Euzhan Palcy was born in Martinique in 1958. At the age of 14, she discovered a passion for the 7th art by reading Joseph Zobel’s novel, “La Rue Cases-Nègres” and she promised to become a filmmaker to put this story into images. The little girl kept her word and, in 1975, she left for France to study film at the famous École Louis Lumière in the Paris region. Six years later, she obtained the necessary funds from the Centre national du cinéma et de l’image animée (CNC) to shoot “Rue Cases-Nègres” in Fort-de-France with the young Garry Cadenat, Darling Légitimus and Joby Bernabé. The film was released in 1983 and was a resounding success. Indeed, the following year, the Académie des arts et techniques du cinéma awarded him the famous bronze statuette of the César prize which rewards the excellence of French film productions. Euzhan Palcy was 25 years old. Then, the international awards (about twenty) will follow one another.

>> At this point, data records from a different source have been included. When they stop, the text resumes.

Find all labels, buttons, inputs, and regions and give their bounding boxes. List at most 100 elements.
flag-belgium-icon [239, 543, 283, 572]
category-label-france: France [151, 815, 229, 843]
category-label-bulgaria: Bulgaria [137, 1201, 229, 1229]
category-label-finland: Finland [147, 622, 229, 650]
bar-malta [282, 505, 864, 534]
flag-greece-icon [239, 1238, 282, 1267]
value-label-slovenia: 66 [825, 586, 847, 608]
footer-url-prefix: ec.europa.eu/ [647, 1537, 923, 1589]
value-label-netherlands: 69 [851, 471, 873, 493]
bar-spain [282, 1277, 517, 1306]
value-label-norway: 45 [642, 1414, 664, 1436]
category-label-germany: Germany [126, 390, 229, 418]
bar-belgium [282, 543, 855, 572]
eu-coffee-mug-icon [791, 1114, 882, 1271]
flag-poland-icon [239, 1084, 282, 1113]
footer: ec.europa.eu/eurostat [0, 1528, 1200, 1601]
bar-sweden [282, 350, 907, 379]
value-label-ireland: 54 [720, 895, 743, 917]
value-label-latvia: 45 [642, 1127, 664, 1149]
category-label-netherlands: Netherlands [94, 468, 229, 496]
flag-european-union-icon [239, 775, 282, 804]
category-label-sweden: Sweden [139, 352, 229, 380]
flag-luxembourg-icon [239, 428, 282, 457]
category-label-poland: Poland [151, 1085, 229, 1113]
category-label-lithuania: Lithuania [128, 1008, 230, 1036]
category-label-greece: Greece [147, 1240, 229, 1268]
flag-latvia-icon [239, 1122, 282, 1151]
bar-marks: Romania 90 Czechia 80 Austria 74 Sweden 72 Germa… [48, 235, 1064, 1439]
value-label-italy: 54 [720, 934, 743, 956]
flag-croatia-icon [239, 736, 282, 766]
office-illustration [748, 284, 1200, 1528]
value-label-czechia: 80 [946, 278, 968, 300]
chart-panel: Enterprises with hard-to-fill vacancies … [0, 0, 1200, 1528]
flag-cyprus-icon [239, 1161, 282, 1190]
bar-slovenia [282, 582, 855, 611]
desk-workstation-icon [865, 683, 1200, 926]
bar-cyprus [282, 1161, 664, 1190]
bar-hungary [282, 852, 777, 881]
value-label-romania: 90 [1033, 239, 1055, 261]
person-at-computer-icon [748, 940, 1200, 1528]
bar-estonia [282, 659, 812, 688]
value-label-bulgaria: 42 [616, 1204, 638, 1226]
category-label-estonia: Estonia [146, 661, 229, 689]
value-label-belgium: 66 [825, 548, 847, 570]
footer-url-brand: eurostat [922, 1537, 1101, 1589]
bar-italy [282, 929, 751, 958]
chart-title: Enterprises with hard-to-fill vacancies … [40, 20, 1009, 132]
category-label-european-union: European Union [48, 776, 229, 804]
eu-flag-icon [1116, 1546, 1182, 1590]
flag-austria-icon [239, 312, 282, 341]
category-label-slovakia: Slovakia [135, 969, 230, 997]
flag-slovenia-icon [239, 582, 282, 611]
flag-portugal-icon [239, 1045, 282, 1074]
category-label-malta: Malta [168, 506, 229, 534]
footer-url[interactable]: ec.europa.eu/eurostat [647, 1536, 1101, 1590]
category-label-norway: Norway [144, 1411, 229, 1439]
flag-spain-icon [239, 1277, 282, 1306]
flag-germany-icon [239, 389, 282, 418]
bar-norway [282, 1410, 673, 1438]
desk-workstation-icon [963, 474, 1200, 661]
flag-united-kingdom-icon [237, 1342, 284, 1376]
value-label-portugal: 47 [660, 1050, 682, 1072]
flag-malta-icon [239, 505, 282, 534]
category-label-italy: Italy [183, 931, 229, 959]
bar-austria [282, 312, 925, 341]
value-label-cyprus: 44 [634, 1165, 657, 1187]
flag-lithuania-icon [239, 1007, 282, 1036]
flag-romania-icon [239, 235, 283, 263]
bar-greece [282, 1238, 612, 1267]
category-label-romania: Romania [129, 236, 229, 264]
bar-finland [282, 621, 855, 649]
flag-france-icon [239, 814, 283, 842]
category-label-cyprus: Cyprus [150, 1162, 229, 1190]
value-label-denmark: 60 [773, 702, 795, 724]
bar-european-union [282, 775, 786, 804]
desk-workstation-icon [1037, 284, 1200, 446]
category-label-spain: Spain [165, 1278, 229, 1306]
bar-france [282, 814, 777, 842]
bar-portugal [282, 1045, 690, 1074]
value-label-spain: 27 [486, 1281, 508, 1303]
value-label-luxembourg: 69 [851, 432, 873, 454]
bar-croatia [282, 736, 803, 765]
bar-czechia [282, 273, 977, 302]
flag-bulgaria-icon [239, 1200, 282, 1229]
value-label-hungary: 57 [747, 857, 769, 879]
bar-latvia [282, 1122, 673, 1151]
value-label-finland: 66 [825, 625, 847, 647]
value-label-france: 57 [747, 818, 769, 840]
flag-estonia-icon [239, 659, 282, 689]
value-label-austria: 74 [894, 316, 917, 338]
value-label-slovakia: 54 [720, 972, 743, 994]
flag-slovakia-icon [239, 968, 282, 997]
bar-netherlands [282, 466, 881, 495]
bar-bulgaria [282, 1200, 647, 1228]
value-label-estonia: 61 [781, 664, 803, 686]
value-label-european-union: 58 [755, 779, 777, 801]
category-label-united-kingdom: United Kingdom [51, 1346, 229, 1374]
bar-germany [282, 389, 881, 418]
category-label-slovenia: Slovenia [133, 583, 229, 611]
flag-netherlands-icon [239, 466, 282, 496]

In 1989, this pioneer of cinema left her native Martinique and France for the United States to make a film on Apartheid in South Africa – “A Dry White Season” – with, among others, Donald Sutherland and Marlon Brando. Euzhan Palcy became the first woman to direct the Hollywood star and the first black woman to be produced by a Hollywood major. The film was a success and in 1990, the Martinican was nominated for an Oscar. In 1992, she directed “Simeon”, a fantastic musical film with the young Lucinda Messager, Jean-Claude Duverger and some members of Kassav’, Jacob Desvarieux and Jocelyne Béroard. Among her other productions, there is also the documentary “Parcours de dissidents”, shot in 2010 ; it is about the unknown or forgotten and perilous adventure of young Martinicans and Guadeloupeans who left to fight for the “Mother country”, France, during the Second World War.